Figure 3. DCAF1 deletion leads to T cell aging in young mice.

(A) Protein expression of DCAF1 in Tregs isolated from young and aged mice, assessed by immunoblotting. Left: Representative of 3 independent experiments. Right: Statistical summary, means ± SD, *P < 0.05, by Mann-Whitney U test. (B) SA-β-gal activity in CD4⁺CD25⁺ Tregs and CD4⁺CD25^– Tconv cells in splenocytes from mice of indicated genotypes, analyzed by flow cytometry with the fluorescent β-gal substrate C₁₂FDG (gray area, no C₁₂FDG; n = 6 mice of 3 experiments; representative results are shown; means ± SD, ****P < 0.0001, by 1-way ANOVA followed by Tukey’s multiple-comparisons test). (C) Heatmap analysis of RNA-Seq data sets to compare top regulated genes in young WT, young Dcaf1-deficient (KO), and aged WT Tregs.
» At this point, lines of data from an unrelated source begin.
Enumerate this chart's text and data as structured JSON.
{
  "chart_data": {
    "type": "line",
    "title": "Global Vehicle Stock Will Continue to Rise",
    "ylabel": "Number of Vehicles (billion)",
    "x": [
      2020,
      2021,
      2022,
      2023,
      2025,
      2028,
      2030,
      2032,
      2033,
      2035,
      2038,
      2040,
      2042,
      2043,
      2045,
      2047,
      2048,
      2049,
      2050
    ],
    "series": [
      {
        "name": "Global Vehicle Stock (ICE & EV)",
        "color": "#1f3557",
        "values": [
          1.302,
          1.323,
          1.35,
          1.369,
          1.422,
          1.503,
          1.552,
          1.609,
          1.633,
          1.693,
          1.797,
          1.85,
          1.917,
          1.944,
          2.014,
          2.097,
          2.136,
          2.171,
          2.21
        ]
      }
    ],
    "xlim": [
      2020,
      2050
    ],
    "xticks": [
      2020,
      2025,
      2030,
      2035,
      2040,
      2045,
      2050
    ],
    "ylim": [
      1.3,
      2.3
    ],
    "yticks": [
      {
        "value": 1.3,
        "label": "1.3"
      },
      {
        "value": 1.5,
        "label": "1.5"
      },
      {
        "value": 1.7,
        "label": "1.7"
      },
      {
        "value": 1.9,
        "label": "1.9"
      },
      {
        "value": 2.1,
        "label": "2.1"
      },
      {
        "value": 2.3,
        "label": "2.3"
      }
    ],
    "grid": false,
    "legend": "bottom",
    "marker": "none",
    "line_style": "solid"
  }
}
The depicted distance was calculated based on Pearson’s correlation. (D) Upregulation of the aging program in Dcaf1-deficient (KO) Tregs (left) and Tconv cells (right), revealed by GSEA of RNA-Seq data sets. (E) Comparison of aging signature gene expression in indicated T cells by qRT-PCR analysis of indicated genes (n = 10 mice of 4 experiments; means ± SD, *P < 0.05, **P < 0.01, ***P < 0.001, ****P < 0.0001, by 1-way ANOVA followed by Tukey’s multiple-comparisons test).